We start in the early 2000s, in the city of Linköping, almost slap-bang between Gothenburg and Stockholm, and an early morning like many others. A young boy walks to school but is brutally attacked and stabbed to death in a park by a man wearing a hat. Rushing to the boy’s aid is a middle-aged woman, who is also taken out in brutal fashion.
On the case is homicide detective John (Peter Eggars) – I don’t think his surname was ever mentioned – who is convinced they’ll have their man soon enough: there’s a witness, and they have the murder weapon and a hat worn by the assailant. The case corresponds with his wife giving birth to their first child, but – as we’ve seen with so many other TV detectives – he becomes obsessed with the case, especially as his initial confidence turns into, well, something less than confidence.
Even though this is a genuinely true story, there are so many familiar tropes here – the obsessed detective, the failed marriage, the estranged/neglected child… and so it goes on.
In the middle of the series, we jump forward a year and then 10 in, literally, the blink of an eye (or a musical montage in this case), and then, finally, 15 years later where the crime is still unsolved, and John even more frantic. Especially as he’s told that he only has two weeks left before the case is handed over to the cold case team. (Surely this would’ve been handed over waaaay before then?)
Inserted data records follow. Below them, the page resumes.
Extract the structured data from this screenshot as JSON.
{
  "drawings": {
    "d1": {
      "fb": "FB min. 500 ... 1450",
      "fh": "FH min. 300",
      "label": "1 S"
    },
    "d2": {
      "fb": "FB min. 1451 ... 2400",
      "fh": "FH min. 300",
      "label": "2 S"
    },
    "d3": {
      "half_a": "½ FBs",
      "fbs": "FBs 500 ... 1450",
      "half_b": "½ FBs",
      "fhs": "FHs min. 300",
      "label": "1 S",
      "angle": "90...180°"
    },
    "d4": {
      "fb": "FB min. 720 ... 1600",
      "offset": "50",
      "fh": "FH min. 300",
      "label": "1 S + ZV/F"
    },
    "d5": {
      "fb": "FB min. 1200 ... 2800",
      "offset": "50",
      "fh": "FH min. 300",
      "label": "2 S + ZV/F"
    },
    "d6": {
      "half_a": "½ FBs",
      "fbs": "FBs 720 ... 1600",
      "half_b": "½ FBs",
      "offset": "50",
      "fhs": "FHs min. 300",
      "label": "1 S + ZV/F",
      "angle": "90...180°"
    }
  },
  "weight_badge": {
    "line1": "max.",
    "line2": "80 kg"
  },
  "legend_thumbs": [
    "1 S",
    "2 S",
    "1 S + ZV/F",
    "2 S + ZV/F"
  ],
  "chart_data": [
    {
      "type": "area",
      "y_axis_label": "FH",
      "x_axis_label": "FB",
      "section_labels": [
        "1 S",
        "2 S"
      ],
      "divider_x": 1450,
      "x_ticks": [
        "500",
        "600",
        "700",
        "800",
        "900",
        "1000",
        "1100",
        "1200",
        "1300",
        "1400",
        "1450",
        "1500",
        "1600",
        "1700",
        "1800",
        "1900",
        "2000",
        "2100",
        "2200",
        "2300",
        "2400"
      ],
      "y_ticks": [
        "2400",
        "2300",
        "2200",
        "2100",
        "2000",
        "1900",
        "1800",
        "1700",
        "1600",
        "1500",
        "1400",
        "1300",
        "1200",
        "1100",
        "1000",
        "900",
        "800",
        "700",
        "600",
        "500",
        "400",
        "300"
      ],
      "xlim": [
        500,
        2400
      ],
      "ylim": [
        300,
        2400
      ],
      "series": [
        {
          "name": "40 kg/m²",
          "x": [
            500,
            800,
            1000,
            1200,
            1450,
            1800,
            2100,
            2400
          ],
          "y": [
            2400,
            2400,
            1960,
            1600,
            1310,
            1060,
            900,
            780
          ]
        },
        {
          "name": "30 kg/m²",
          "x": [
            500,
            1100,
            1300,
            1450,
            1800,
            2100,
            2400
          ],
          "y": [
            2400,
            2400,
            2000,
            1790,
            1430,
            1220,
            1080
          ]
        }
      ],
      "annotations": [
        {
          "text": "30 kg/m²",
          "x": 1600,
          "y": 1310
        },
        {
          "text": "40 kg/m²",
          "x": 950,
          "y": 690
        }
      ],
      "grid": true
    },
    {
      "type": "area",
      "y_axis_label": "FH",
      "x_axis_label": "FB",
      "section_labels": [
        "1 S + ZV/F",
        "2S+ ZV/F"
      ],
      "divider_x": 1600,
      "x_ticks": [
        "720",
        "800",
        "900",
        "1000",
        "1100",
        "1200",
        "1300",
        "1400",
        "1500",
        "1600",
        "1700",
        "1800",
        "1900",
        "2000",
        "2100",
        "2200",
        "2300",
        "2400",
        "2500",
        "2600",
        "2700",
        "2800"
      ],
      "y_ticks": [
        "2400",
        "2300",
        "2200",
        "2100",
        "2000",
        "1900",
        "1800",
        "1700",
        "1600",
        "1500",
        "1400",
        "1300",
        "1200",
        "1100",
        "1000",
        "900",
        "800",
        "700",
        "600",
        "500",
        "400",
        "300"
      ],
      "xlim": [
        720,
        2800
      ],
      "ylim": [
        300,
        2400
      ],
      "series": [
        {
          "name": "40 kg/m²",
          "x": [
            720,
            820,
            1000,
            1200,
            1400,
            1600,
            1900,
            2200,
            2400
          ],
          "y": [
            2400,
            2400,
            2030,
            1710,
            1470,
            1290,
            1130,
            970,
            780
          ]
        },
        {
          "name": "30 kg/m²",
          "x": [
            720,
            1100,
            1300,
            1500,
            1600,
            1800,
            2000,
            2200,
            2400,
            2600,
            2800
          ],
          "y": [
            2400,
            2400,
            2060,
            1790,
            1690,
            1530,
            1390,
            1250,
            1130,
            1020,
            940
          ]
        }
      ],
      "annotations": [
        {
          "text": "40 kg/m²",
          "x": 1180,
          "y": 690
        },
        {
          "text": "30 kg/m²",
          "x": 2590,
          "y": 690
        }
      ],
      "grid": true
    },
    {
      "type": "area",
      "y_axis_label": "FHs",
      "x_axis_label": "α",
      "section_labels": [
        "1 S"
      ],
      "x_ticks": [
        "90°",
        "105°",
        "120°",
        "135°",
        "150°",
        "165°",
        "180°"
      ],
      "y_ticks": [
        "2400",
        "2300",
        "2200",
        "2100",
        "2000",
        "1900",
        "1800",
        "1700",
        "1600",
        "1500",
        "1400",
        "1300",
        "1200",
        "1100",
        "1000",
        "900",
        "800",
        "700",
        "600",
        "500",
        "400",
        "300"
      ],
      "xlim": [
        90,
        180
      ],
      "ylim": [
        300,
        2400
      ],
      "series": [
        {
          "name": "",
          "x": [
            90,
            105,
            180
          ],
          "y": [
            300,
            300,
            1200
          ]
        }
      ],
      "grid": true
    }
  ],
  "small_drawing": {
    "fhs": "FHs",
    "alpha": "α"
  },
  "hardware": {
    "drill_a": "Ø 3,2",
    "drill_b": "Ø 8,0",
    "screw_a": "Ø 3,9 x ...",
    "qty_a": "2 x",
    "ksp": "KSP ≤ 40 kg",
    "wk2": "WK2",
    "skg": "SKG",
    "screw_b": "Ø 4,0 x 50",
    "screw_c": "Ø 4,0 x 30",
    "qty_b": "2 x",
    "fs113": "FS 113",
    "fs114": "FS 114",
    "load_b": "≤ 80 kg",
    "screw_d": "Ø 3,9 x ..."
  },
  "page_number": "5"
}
But then a hallelujah moment – John reads about how a new kind of DNA search, which uses genealogy, helped to catch a serial killer in the US. He then searches for anyone in Sweden who uses this method, and lo and behold, he finds Per (Mattias Nordkvist), who is desperate to share his work with others.
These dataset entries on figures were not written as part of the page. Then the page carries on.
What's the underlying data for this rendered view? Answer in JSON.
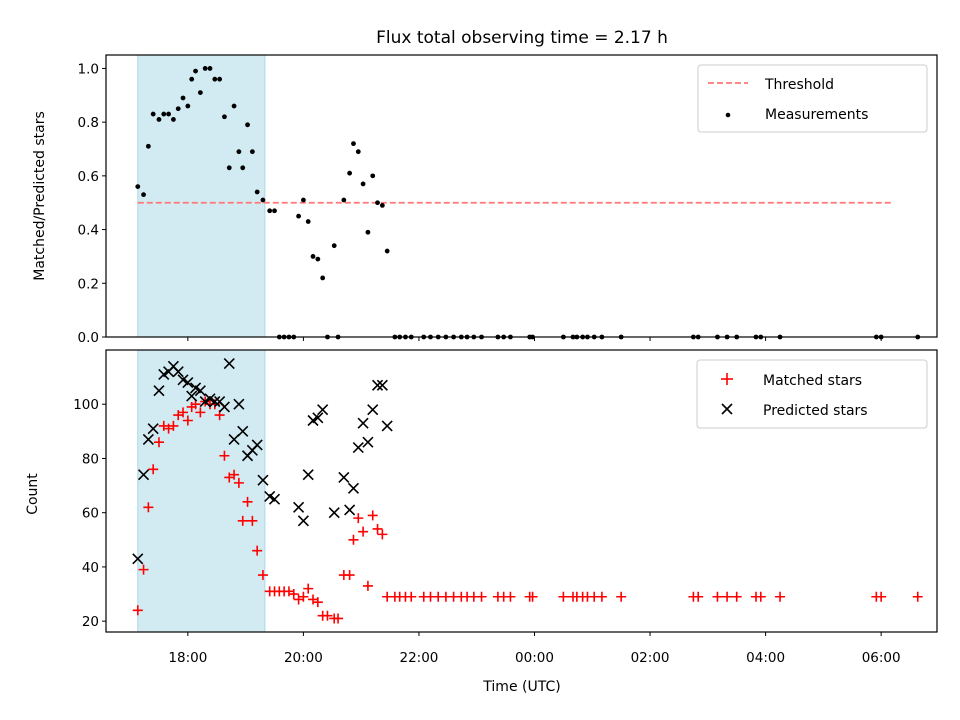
{
  "chart_data": {
    "title": "Flux total observing time = 2.17 h",
    "xlabel": "Time (UTC)",
    "x_ticks": [
      "18:00",
      "20:00",
      "22:00",
      "00:00",
      "02:00",
      "04:00",
      "06:00"
    ],
    "shaded_region": {
      "x_start": "17:08",
      "x_end": "19:20",
      "color": "#add8e6"
    },
    "panels": [
      {
        "type": "scatter",
        "ylabel": "Matched/Predicted stars",
        "ylim": [
          0,
          1.05
        ],
        "y_ticks": [
          "0.0",
          "0.2",
          "0.4",
          "0.6",
          "0.8",
          "1.0"
        ],
        "legend": {
          "position": "top-right",
          "entries": [
            "Threshold",
            "Measurements"
          ]
        },
        "threshold": {
          "name": "Threshold",
          "value": 0.5,
          "x_start": "17:08",
          "x_end": "06:12",
          "color": "#ff7777"
        },
        "series": [
          {
            "name": "Measurements",
            "marker": "dot",
            "color": "#000000",
            "points": [
              [
                "17:08",
                0.56
              ],
              [
                "17:14",
                0.53
              ],
              [
                "17:19",
                0.71
              ],
              [
                "17:24",
                0.83
              ],
              [
                "17:30",
                0.81
              ],
              [
                "17:35",
                0.83
              ],
              [
                "17:40",
                0.83
              ],
              [
                "17:45",
                0.81
              ],
              [
                "17:50",
                0.85
              ],
              [
                "17:55",
                0.89
              ],
              [
                "18:00",
                0.86
              ],
              [
                "18:04",
                0.96
              ],
              [
                "18:08",
                0.99
              ],
              [
                "18:13",
                0.91
              ],
              [
                "18:18",
                1.0
              ],
              [
                "18:23",
                1.0
              ],
              [
                "18:28",
                0.96
              ],
              [
                "18:33",
                0.96
              ],
              [
                "18:38",
                0.82
              ],
              [
                "18:43",
                0.63
              ],
              [
                "18:48",
                0.86
              ],
              [
                "18:53",
                0.69
              ],
              [
                "18:57",
                0.63
              ],
              [
                "19:02",
                0.79
              ],
              [
                "19:07",
                0.69
              ],
              [
                "19:12",
                0.54
              ],
              [
                "19:18",
                0.51
              ],
              [
                "19:25",
                0.47
              ],
              [
                "19:30",
                0.47
              ],
              [
                "19:35",
                0.0
              ],
              [
                "19:40",
                0.0
              ],
              [
                "19:45",
                0.0
              ],
              [
                "19:50",
                0.0
              ],
              [
                "19:55",
                0.45
              ],
              [
                "20:00",
                0.51
              ],
              [
                "20:05",
                0.43
              ],
              [
                "20:10",
                0.3
              ],
              [
                "20:15",
                0.29
              ],
              [
                "20:20",
                0.22
              ],
              [
                "20:25",
                0.0
              ],
              [
                "20:32",
                0.34
              ],
              [
                "20:36",
                0.0
              ],
              [
                "20:42",
                0.51
              ],
              [
                "20:48",
                0.61
              ],
              [
                "20:52",
                0.72
              ],
              [
                "20:57",
                0.69
              ],
              [
                "21:02",
                0.57
              ],
              [
                "21:07",
                0.39
              ],
              [
                "21:12",
                0.6
              ],
              [
                "21:17",
                0.5
              ],
              [
                "21:22",
                0.49
              ],
              [
                "21:27",
                0.32
              ],
              [
                "21:35",
                0.0
              ],
              [
                "21:40",
                0.0
              ],
              [
                "21:46",
                0.0
              ],
              [
                "21:52",
                0.0
              ],
              [
                "22:05",
                0.0
              ],
              [
                "22:12",
                0.0
              ],
              [
                "22:20",
                0.0
              ],
              [
                "22:28",
                0.0
              ],
              [
                "22:36",
                0.0
              ],
              [
                "22:44",
                0.0
              ],
              [
                "22:50",
                0.0
              ],
              [
                "22:57",
                0.0
              ],
              [
                "23:05",
                0.0
              ],
              [
                "23:22",
                0.0
              ],
              [
                "23:28",
                0.0
              ],
              [
                "23:35",
                0.0
              ],
              [
                "23:55",
                0.0
              ],
              [
                "23:58",
                0.0
              ],
              [
                "00:30",
                0.0
              ],
              [
                "00:40",
                0.0
              ],
              [
                "00:44",
                0.0
              ],
              [
                "00:50",
                0.0
              ],
              [
                "00:55",
                0.0
              ],
              [
                "01:02",
                0.0
              ],
              [
                "01:10",
                0.0
              ],
              [
                "01:30",
                0.0
              ],
              [
                "02:45",
                0.0
              ],
              [
                "02:50",
                0.0
              ],
              [
                "03:10",
                0.0
              ],
              [
                "03:20",
                0.0
              ],
              [
                "03:30",
                0.0
              ],
              [
                "03:50",
                0.0
              ],
              [
                "03:55",
                0.0
              ],
              [
                "04:15",
                0.0
              ],
              [
                "05:55",
                0.0
              ],
              [
                "06:00",
                0.0
              ],
              [
                "06:38",
                0.0
              ]
            ]
          }
        ]
      },
      {
        "type": "scatter",
        "ylabel": "Count",
        "ylim": [
          16,
          120
        ],
        "y_ticks": [
          "20",
          "40",
          "60",
          "80",
          "100"
        ],
        "legend": {
          "position": "top-right",
          "entries": [
            "Matched stars",
            "Predicted stars"
          ]
        },
        "series": [
          {
            "name": "Matched stars",
            "marker": "plus",
            "color": "#ff0000",
            "points": [
              [
                "17:08",
                24
              ],
              [
                "17:14",
                39
              ],
              [
                "17:19",
                62
              ],
              [
                "17:24",
                76
              ],
              [
                "17:30",
                86
              ],
              [
                "17:35",
                92
              ],
              [
                "17:40",
                91
              ],
              [
                "17:45",
                92
              ],
              [
                "17:50",
                96
              ],
              [
                "17:55",
                97
              ],
              [
                "18:00",
                94
              ],
              [
                "18:04",
                99
              ],
              [
                "18:08",
                100
              ],
              [
                "18:13",
                97
              ],
              [
                "18:18",
                101
              ],
              [
                "18:23",
                100
              ],
              [
                "18:28",
                100
              ],
              [
                "18:33",
                96
              ],
              [
                "18:38",
                81
              ],
              [
                "18:43",
                73
              ],
              [
                "18:48",
                74
              ],
              [
                "18:53",
                71
              ],
              [
                "18:57",
                57
              ],
              [
                "19:02",
                64
              ],
              [
                "19:07",
                57
              ],
              [
                "19:12",
                46
              ],
              [
                "19:18",
                37
              ],
              [
                "19:25",
                31
              ],
              [
                "19:30",
                31
              ],
              [
                "19:35",
                31
              ],
              [
                "19:40",
                31
              ],
              [
                "19:45",
                31
              ],
              [
                "19:50",
                30
              ],
              [
                "19:55",
                28
              ],
              [
                "20:00",
                29
              ],
              [
                "20:05",
                32
              ],
              [
                "20:10",
                28
              ],
              [
                "20:15",
                27
              ],
              [
                "20:20",
                22
              ],
              [
                "20:25",
                22
              ],
              [
                "20:32",
                21
              ],
              [
                "20:36",
                21
              ],
              [
                "20:42",
                37
              ],
              [
                "20:48",
                37
              ],
              [
                "20:52",
                50
              ],
              [
                "20:57",
                58
              ],
              [
                "21:02",
                53
              ],
              [
                "21:07",
                33
              ],
              [
                "21:12",
                59
              ],
              [
                "21:17",
                54
              ],
              [
                "21:22",
                52
              ],
              [
                "21:27",
                29
              ],
              [
                "21:35",
                29
              ],
              [
                "21:40",
                29
              ],
              [
                "21:46",
                29
              ],
              [
                "21:52",
                29
              ],
              [
                "22:05",
                29
              ],
              [
                "22:12",
                29
              ],
              [
                "22:20",
                29
              ],
              [
                "22:28",
                29
              ],
              [
                "22:36",
                29
              ],
              [
                "22:44",
                29
              ],
              [
                "22:50",
                29
              ],
              [
                "22:57",
                29
              ],
              [
                "23:05",
                29
              ],
              [
                "23:22",
                29
              ],
              [
                "23:28",
                29
              ],
              [
                "23:35",
                29
              ],
              [
                "23:55",
                29
              ],
              [
                "23:58",
                29
              ],
              [
                "00:30",
                29
              ],
              [
                "00:40",
                29
              ],
              [
                "00:44",
                29
              ],
              [
                "00:50",
                29
              ],
              [
                "00:55",
                29
              ],
              [
                "01:02",
                29
              ],
              [
                "01:10",
                29
              ],
              [
                "01:30",
                29
              ],
              [
                "02:45",
                29
              ],
              [
                "02:50",
                29
              ],
              [
                "03:10",
                29
              ],
              [
                "03:20",
                29
              ],
              [
                "03:30",
                29
              ],
              [
                "03:50",
                29
              ],
              [
                "03:55",
                29
              ],
              [
                "04:15",
                29
              ],
              [
                "05:55",
                29
              ],
              [
                "06:00",
                29
              ],
              [
                "06:38",
                29
              ]
            ]
          },
          {
            "name": "Predicted stars",
            "marker": "x",
            "color": "#000000",
            "points": [
              [
                "17:08",
                43
              ],
              [
                "17:14",
                74
              ],
              [
                "17:19",
                87
              ],
              [
                "17:24",
                91
              ],
              [
                "17:30",
                105
              ],
              [
                "17:35",
                111
              ],
              [
                "17:40",
                112
              ],
              [
                "17:45",
                114
              ],
              [
                "17:50",
                112
              ],
              [
                "17:55",
                109
              ],
              [
                "18:00",
                108
              ],
              [
                "18:04",
                103
              ],
              [
                "18:08",
                106
              ],
              [
                "18:13",
                105
              ],
              [
                "18:18",
                101
              ],
              [
                "18:23",
                102
              ],
              [
                "18:28",
                101
              ],
              [
                "18:33",
                101
              ],
              [
                "18:38",
                99
              ],
              [
                "18:43",
                115
              ],
              [
                "18:48",
                87
              ],
              [
                "18:53",
                100
              ],
              [
                "18:57",
                90
              ],
              [
                "19:02",
                81
              ],
              [
                "19:07",
                83
              ],
              [
                "19:12",
                85
              ],
              [
                "19:18",
                72
              ],
              [
                "19:25",
                66
              ],
              [
                "19:30",
                65
              ],
              [
                "19:55",
                62
              ],
              [
                "20:00",
                57
              ],
              [
                "20:05",
                74
              ],
              [
                "20:10",
                94
              ],
              [
                "20:15",
                95
              ],
              [
                "20:20",
                98
              ],
              [
                "20:32",
                60
              ],
              [
                "20:42",
                73
              ],
              [
                "20:48",
                61
              ],
              [
                "20:52",
                69
              ],
              [
                "20:57",
                84
              ],
              [
                "21:02",
                93
              ],
              [
                "21:07",
                86
              ],
              [
                "21:12",
                98
              ],
              [
                "21:17",
                107
              ],
              [
                "21:22",
                107
              ],
              [
                "21:27",
                92
              ]
            ]
          }
        ]
      }
    ]
  }
}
Together they feverishly try to crack the DNA code, not least because Per uses public records to trace family DNA, which is deemed – or will be in a couple of days – illegal. So they have to work quickly.
This enforced deadline does raise the stakes a little and gives the series some excitement and edge-of-your-seatness. However, at only four episodes long things are over in a flash, and characters aren’t fully formed. A sweet spot of six episodes might have been perfect.
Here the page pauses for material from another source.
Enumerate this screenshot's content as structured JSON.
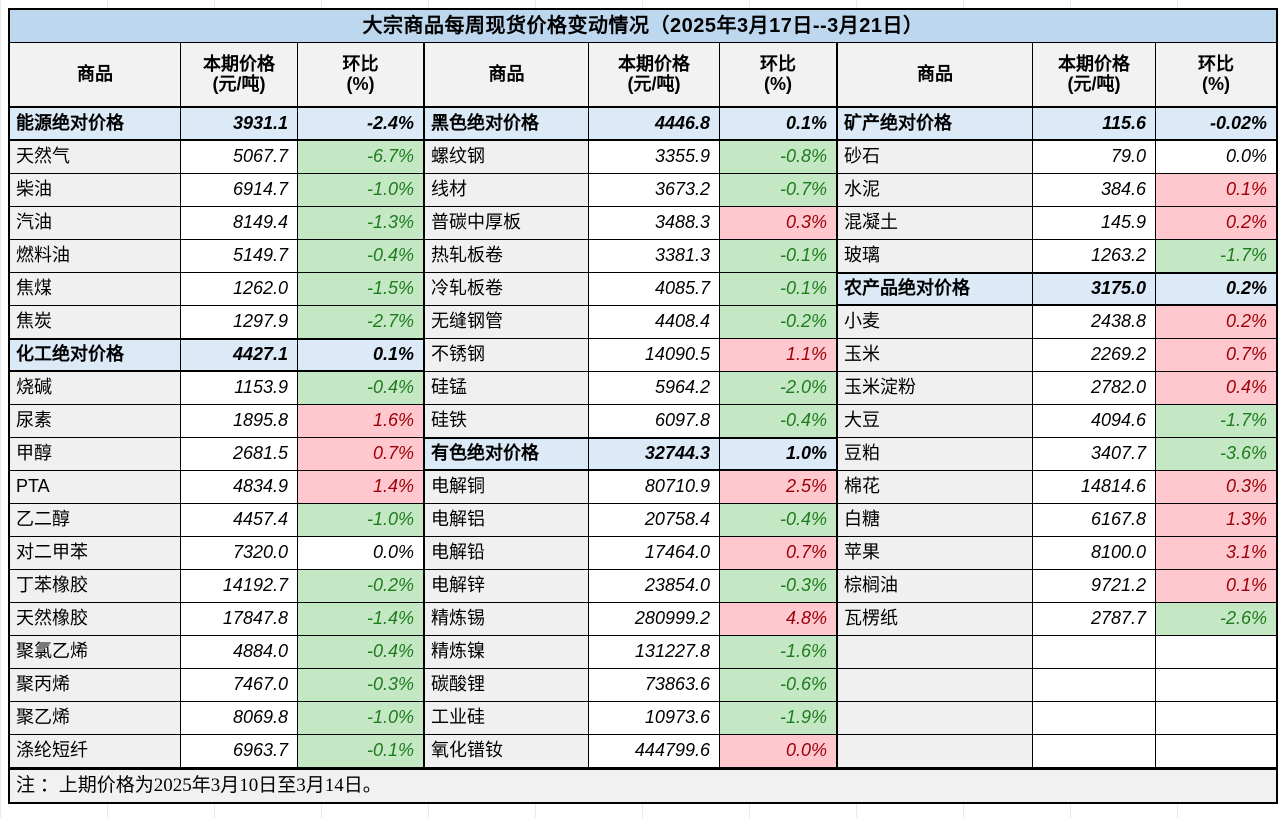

Like many other true crime adaptations, The Breakthrough is restricted by the facts of the case. It does a nice job of giving the victims and the victims’ families a voice (something that Nordic Noir generally does very well), but there are no real twists to speak of – it’s more of a faithful retelling. If it had been a work of fiction, there were ample opportunities to kill Per off and really put a spanner in the works.
All in all though, The Breakthrough is an interesting piece of work and a solid watch.